DUBAI Think twice before you let out your apartment to bachelors illegally. You could be fined anything from Dh1,000 to Dh50,000, depending on the size of your apartment.
Hundreds of residents learnt this bitter truth when Dubai Municipality fined them for the ‘misuse of the approved plan or approved drawing and accommodating bachelors in unauthorised planning areas’.
“One person must occupy only one room. For example, no more than three bachelors can stay in a three-bedroom apartment, otherwise there will be a fine”Tweet this
The bigger the apartment, the bigger the fine.
Until June this year, 317 bachelors had been served eviction notices for violating Dubai Municipality guidelines. But it’s the tenants who had to bear the financial implications.
“The fine has been imposed on the tenants in whose name the rental contract was made,” said Jaber Ahmad Abdullah Al Ali, Head of Inspection, Building Inspection, Building Department Section, Dubai Municipality.
A Dubai Municipality official said bachelors can stay in all residential buildings in Commercial Business District (CBD) areas. They can also stay in residential buildings in designated residential areas such as Al Quoz 4, Ghusais 1, Hor Al Anz and Muteena, among others.
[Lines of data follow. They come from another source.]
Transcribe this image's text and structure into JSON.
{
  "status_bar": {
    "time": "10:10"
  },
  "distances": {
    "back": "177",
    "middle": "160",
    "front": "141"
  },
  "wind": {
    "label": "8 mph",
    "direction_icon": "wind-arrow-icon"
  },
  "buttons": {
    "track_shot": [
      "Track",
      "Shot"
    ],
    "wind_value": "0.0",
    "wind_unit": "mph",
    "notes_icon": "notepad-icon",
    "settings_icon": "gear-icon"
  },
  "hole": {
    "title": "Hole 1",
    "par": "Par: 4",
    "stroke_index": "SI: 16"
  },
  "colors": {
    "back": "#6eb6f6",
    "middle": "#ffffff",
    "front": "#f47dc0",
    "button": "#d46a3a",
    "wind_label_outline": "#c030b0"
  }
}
“One person must occupy only one room. For example, no more than three bachelors can stay in a three-bedroom apartment, otherwise there will be a fine,” said Dawood Al Hajri, Director of Planning Department at Dubai Municipality. Al Hajri defines a bachelor as a white collared employee who is single and living here without a family, a wife or husband. According to him, blue-collared workers can live only in labour camps in Mohaisna, Al Quoz and Jebel Ali.
The guidelines do not affect bachelors living in freehold areas.
So far 121 such workers have been fined for living outside these areas.
“Some construction companies let their workers live outside labour camps. This is illegal. They have been evicted and those who sub-let their apartments to these workers have been fined,” said Ali.
Residents sharing their villas with other families have not been spared either, Eviction notices have been served to 313 families on this count.
Since January, Dubai Municipality has also demolished 67 villas and buildings.
“Most of these properties were abandoned by their owners for various reasons,” said Ali. Explaining the demolition process, Ali said when his department comes across a rundown or uninhabited building, they put up a violation notice asking the owner to renovate or occupy the property.
“If they don’t respond within one month, we send them a letter warning that their property will be demolished. If they still do not respond, we publish a demolition notice in newspapers,” he said.